Computed tomography scans showing partial response in primary tumor of metastatic renal cell carcinoma in patient treated with nivolumab; 48-year-old patient with low-volume but poorly differentiated disease who developed progressive disease after sunitinib, sorafenib, and thoracic surgery achieved partial response in primary tumor (indicated by arrows) after treatment with nivolumab 1 mg/kg. Treatment was held after three cycles, and response continued for 3 years after therapy.

Fig 3.

Efficacy outcomes in patients with renal cell carcinoma (RCC) receiving nivolumab.
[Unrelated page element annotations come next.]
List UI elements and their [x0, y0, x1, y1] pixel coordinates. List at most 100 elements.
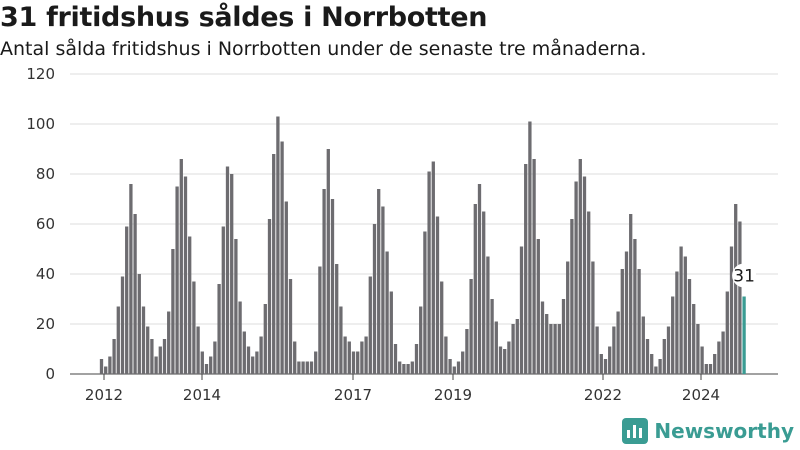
- bar: [200, 351, 204, 374]
- bar: [444, 336, 448, 374]
- bar: [574, 181, 578, 374]
- bar: [545, 314, 549, 374]
- bar: [305, 361, 309, 374]
- bar: [595, 326, 599, 374]
- bar: [158, 346, 162, 374]
- bar: [372, 224, 377, 374]
- bar: [351, 351, 356, 374]
- bar: [725, 291, 729, 374]
- bar: [734, 204, 738, 374]
- highlight-value-label: 31: [733, 267, 755, 287]
- bar: [175, 186, 179, 374]
- highlight-callout: 31: [732, 263, 757, 288]
- bar: [578, 159, 582, 374]
- bar: [708, 364, 713, 374]
- bar: [196, 326, 200, 374]
- bar: [301, 361, 305, 374]
- bar: [704, 364, 708, 374]
- bar: [503, 349, 507, 374]
- y-tick-label: 20: [36, 315, 55, 333]
- bar: [276, 116, 280, 374]
- newsworthy-logo-icon: [622, 418, 649, 444]
- x-tick-label: 2019: [434, 386, 472, 404]
- bar: [692, 304, 696, 374]
- bar: [242, 331, 246, 374]
- bar: [729, 246, 734, 374]
- bar: [608, 346, 612, 374]
- bar: [666, 326, 671, 374]
- bar: [116, 306, 120, 374]
- bar: [511, 324, 515, 374]
- bar: [368, 276, 372, 374]
- bar: [591, 261, 595, 374]
- x-tick-marks: [103, 374, 702, 380]
- bar: [696, 324, 700, 374]
- bar: [280, 141, 284, 374]
- bar: [675, 271, 679, 374]
- bar: [104, 366, 108, 374]
- bar: [482, 211, 486, 374]
- bar: [330, 199, 335, 374]
- bar: [414, 344, 419, 374]
- y-tick-label: 80: [36, 165, 55, 183]
- bar: [398, 361, 402, 374]
- bar: [137, 274, 141, 374]
- chart-title: 31 fritidshus såldes i Norrbotten: [0, 2, 488, 33]
- bar: [658, 359, 662, 374]
- bar: [393, 344, 398, 374]
- bar: [549, 324, 553, 374]
- bar: [364, 336, 368, 374]
- bar: [255, 351, 259, 374]
- bar: [230, 174, 234, 374]
- bar: [700, 346, 704, 374]
- bar: [721, 331, 725, 374]
- bar: [120, 276, 125, 374]
- bar: [272, 154, 276, 374]
- y-tick-label: 120: [26, 65, 55, 83]
- bar: [381, 206, 385, 374]
- bar: [679, 246, 683, 374]
- bar: [431, 161, 435, 374]
- bar: [112, 339, 116, 374]
- bar: [326, 149, 330, 374]
- bar: [566, 261, 570, 374]
- y-tick-label: 40: [36, 265, 55, 283]
- bar: [259, 336, 263, 374]
- callout-halo: [732, 263, 757, 288]
- bar: [662, 339, 666, 374]
- bar: [293, 341, 297, 374]
- bar: [620, 269, 624, 374]
- newsworthy-brand: Newsworthy: [622, 418, 794, 444]
- bar: [238, 301, 242, 374]
- bar: [536, 239, 540, 374]
- bar: [234, 239, 238, 374]
- bar: [616, 311, 620, 374]
- x-tick-label: 2014: [183, 386, 221, 404]
- bar: [402, 364, 406, 374]
- bar: [452, 366, 456, 374]
- bar: [154, 356, 158, 374]
- bar: [469, 279, 473, 374]
- bar: [410, 361, 414, 374]
- bar: [385, 251, 389, 374]
- bar: [561, 299, 566, 374]
- bar: [221, 226, 225, 374]
- bar: [162, 339, 167, 374]
- bar: [473, 204, 477, 374]
- bar: [360, 341, 364, 374]
- x-tick-labels: 2012 2014 2017 2019 2022 2024: [85, 386, 720, 404]
- bar: [133, 214, 137, 374]
- bar: [528, 121, 532, 374]
- bar: [99, 359, 104, 374]
- bar: [284, 201, 288, 374]
- bar: [347, 341, 351, 374]
- bar: [515, 319, 519, 374]
- x-tick-label: 2012: [85, 386, 123, 404]
- bar: [209, 356, 213, 374]
- bar: [717, 341, 721, 374]
- bar: [448, 359, 452, 374]
- y-tick-label: 100: [26, 115, 55, 133]
- bar: [553, 324, 557, 374]
- bar: [507, 341, 511, 374]
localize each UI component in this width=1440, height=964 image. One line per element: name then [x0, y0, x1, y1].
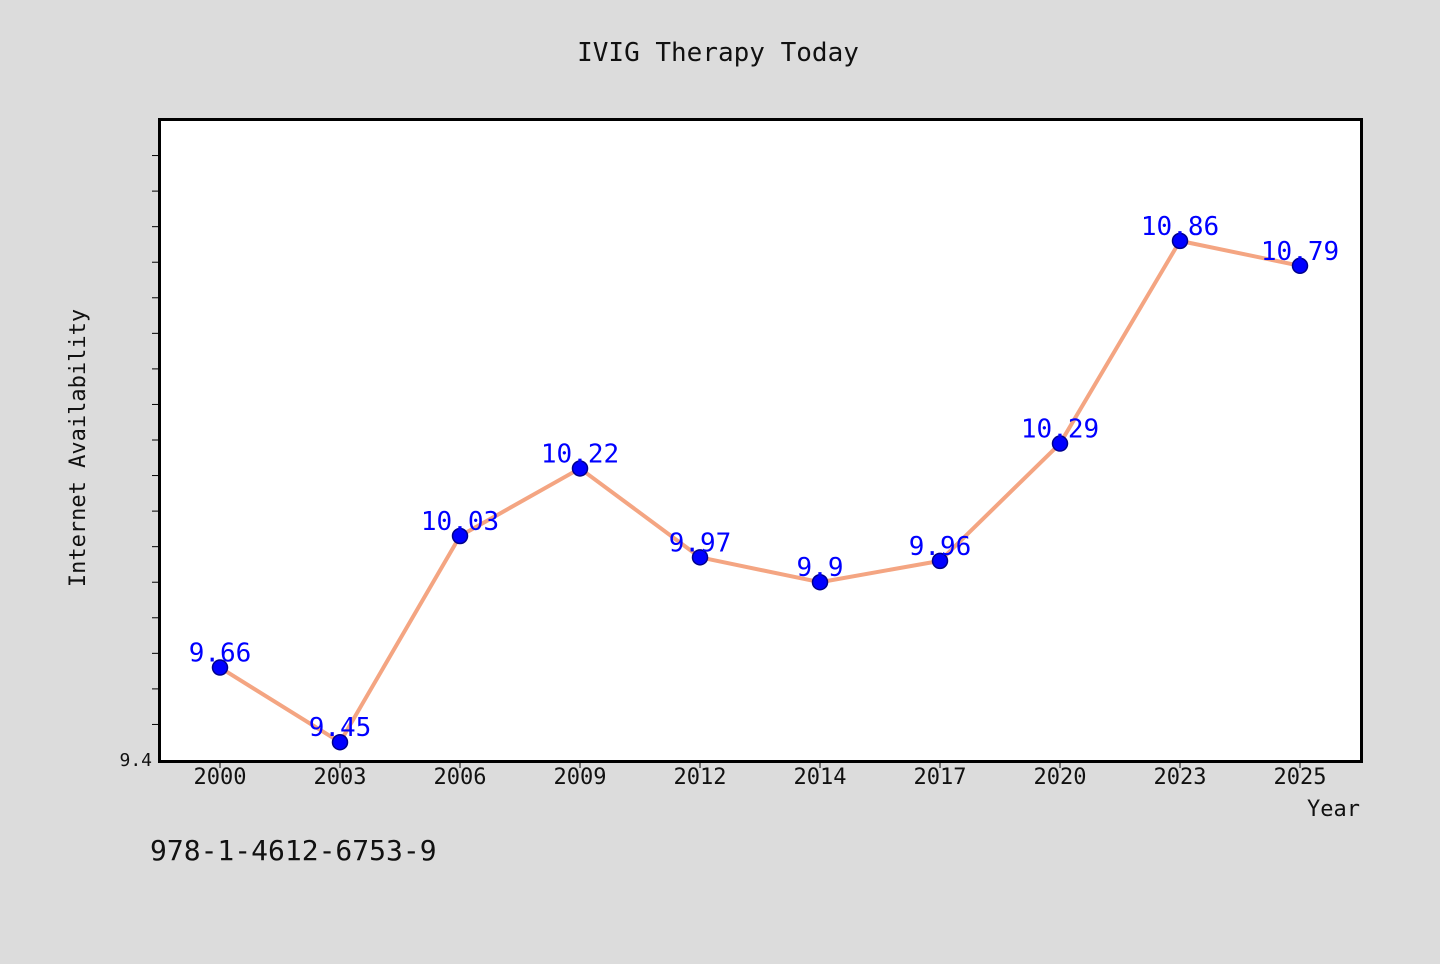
- x-axis-label: Year: [1307, 797, 1360, 822]
- data-point: [211, 659, 229, 676]
- data-point: [1051, 435, 1069, 452]
- chart-title: IVIG Therapy Today: [577, 38, 859, 68]
- x-tick-label: 2017: [914, 765, 967, 790]
- series-points-group: [211, 232, 1309, 751]
- x-tick-label: 2025: [1274, 765, 1327, 790]
- data-label: 10.86: [1141, 212, 1219, 242]
- x-axis-ticks: 2000 2003 2006 2009 2012 2014 2017 2020 2023 2025: [194, 760, 1327, 790]
- y-axis-label: Internet Availability: [66, 309, 91, 587]
- series-line: [218, 238, 1302, 745]
- x-tick-label: 2020: [1034, 765, 1087, 790]
- x-tick-label: 2023: [1154, 765, 1207, 790]
- data-label: 9.45: [309, 713, 372, 743]
- x-tick-label: 2009: [554, 765, 607, 790]
- data-point: [1171, 232, 1189, 250]
- data-labels-group: 9.66 9.45 10.03 10.22 9.97 9.9 9.96 10.29 10.86 1…: [189, 212, 1339, 743]
- data-point: [1291, 257, 1309, 275]
- data-label: 10.29: [1021, 415, 1099, 445]
- footer-code: 978-1-4612-6753-9: [150, 834, 437, 867]
- x-tick-label: 2000: [194, 765, 247, 790]
- y-tick-label: 9.4: [119, 750, 152, 771]
- x-tick-label: 2014: [794, 765, 847, 790]
- data-point: [331, 733, 349, 751]
- plot-area: [158, 118, 1363, 763]
- data-point: [811, 573, 829, 591]
- data-point: [931, 552, 949, 570]
- data-label: 9.9: [797, 553, 844, 583]
- data-point: [571, 460, 589, 477]
- data-label: 9.96: [909, 532, 972, 562]
- data-label: 10.79: [1261, 237, 1339, 267]
- data-point: [451, 527, 469, 545]
- data-label: 10.22: [541, 439, 619, 469]
- series-line-group: [218, 238, 1302, 745]
- y-axis-ticks: 9.4: [119, 155, 160, 771]
- data-label: 10.03: [421, 507, 499, 537]
- x-tick-label: 2006: [434, 765, 487, 790]
- data-point: [691, 549, 709, 566]
- x-tick-label: 2012: [674, 765, 727, 790]
- data-label: 9.97: [669, 528, 732, 558]
- x-tick-label: 2003: [314, 765, 367, 790]
- data-label: 9.66: [189, 639, 252, 669]
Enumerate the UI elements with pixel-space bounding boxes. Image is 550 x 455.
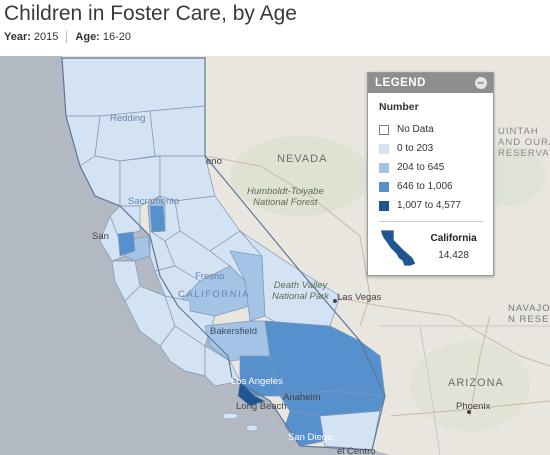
label-anaheim: Anaheim <box>283 392 321 403</box>
label-san-diego: San Diego <box>288 432 333 443</box>
label-fresno: Fresno <box>195 271 225 282</box>
legend-title: LEGEND <box>375 77 426 89</box>
road <box>389 400 550 417</box>
legend-swatch <box>379 162 389 173</box>
terrain-shade <box>410 341 530 431</box>
island <box>245 424 259 432</box>
label-redding: Redding <box>110 113 146 124</box>
county-region[interactable] <box>61 57 206 117</box>
label-phoenix: Phoenix <box>456 401 491 412</box>
legend-swatch <box>379 200 389 211</box>
year-value[interactable]: 2015 <box>33 31 59 43</box>
label-los-angeles: Los Angeles <box>231 376 283 387</box>
label-california: CALIFORNIA <box>178 289 251 300</box>
legend-item-label: No Data <box>397 124 434 135</box>
legend-item-label: 646 to 1,006 <box>397 181 453 192</box>
label-san-francisco: San <box>92 231 109 242</box>
county-region[interactable] <box>117 231 136 257</box>
legend-item: 1,007 to 4,577 <box>379 196 483 215</box>
label-uintah: UINTAH AND OURAY RESERVATION <box>498 126 550 159</box>
legend-panel: LEGEND – Number No Data 0 to 203 204 to … <box>367 72 494 276</box>
age-label: Age: <box>75 31 100 43</box>
county-region[interactable] <box>149 105 206 157</box>
label-nevada: NEVADA <box>277 153 328 165</box>
county-region[interactable] <box>149 205 166 233</box>
legend-swatch <box>379 181 389 192</box>
label-arizona: ARIZONA <box>448 377 504 389</box>
label-death-valley: Death Valley National Park <box>272 280 330 302</box>
filter-summary: Year: 2015 Age: 16-20 <box>4 31 131 43</box>
legend-item: 204 to 645 <box>379 158 483 177</box>
page-title: Children in Foster Care, by Age <box>4 2 297 25</box>
county-region[interactable] <box>284 410 326 447</box>
legend-item-label: 0 to 203 <box>397 143 434 154</box>
legend-swatch <box>379 143 389 154</box>
label-long-beach: Long Beach <box>236 401 287 412</box>
age-value[interactable]: 16-20 <box>102 31 131 43</box>
legend-item-label: 1,007 to 4,577 <box>397 200 461 211</box>
year-label: Year: <box>4 31 31 43</box>
collapse-icon[interactable]: – <box>475 76 487 89</box>
county-region[interactable] <box>239 355 281 397</box>
label-navajo: NAVAJO N RESERV <box>508 303 550 325</box>
road <box>469 315 491 417</box>
terrain-shade <box>230 136 370 216</box>
county-region[interactable] <box>319 410 381 451</box>
legend-item: 646 to 1,006 <box>379 177 483 196</box>
road <box>204 155 371 327</box>
city-marker <box>467 410 471 414</box>
california-shape-icon <box>380 230 416 266</box>
state-total: California 14,428 <box>379 228 483 268</box>
county-region[interactable] <box>99 215 126 262</box>
label-reno: eno <box>206 156 222 167</box>
legend-item-label: 204 to 645 <box>397 162 445 173</box>
county-region[interactable] <box>229 250 266 322</box>
county-region[interactable] <box>119 155 161 207</box>
california-outline <box>61 57 386 451</box>
label-bakersfield: Bakersfield <box>210 326 257 337</box>
legend-label: Number <box>379 101 419 113</box>
island <box>221 412 239 420</box>
legend-body: Number No Data 0 to 203 204 to 645 646 t… <box>368 93 493 274</box>
state-border <box>419 325 441 455</box>
legend-item: No Data <box>379 120 483 139</box>
city-marker <box>333 299 337 303</box>
legend-divider <box>379 221 483 222</box>
legend-item: 0 to 203 <box>379 139 483 158</box>
state-total-name: California <box>430 233 477 244</box>
label-humboldt: Humboldt-Toiyabe National Forest <box>247 186 324 208</box>
california-counties <box>61 57 386 451</box>
label-el-centro: el Centro <box>337 446 376 455</box>
county-region[interactable] <box>237 380 266 407</box>
road <box>329 295 550 367</box>
label-las-vegas: Las Vegas <box>337 292 382 303</box>
label-sacramento: Sacramento <box>128 196 180 207</box>
legend-swatch <box>379 124 389 135</box>
filter-divider <box>66 31 68 43</box>
state-total-value: 14,428 <box>438 250 469 261</box>
legend-header: LEGEND – <box>368 73 493 93</box>
state-total-text: California 14,428 <box>424 228 483 261</box>
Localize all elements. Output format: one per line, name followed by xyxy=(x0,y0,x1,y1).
Kaplan-Meier curves of (A) overall and (B) progression-free survival in 34 nivolumab-treated patients with RCC. Analysis includes patients from both 1- and 10-mg/kg dose cohorts. (A) Patients with RCC had 1-, 2-, and 3-year overall survival rates of 71%, 48%, and 44%, respectively; median overall survival was 22.4 months. (B) Progression-free survival rates were 35% and 12% at 1 and 2 years, respectively; median was 7.3 months. Open circles indicate censored events, defined for overall survival as time to last known date alive before date of data analysis for patients without death, and defined for progression-free survival as time to last tumor assessment before date of data analysis for patients without disease progression or death. NE, not estimable.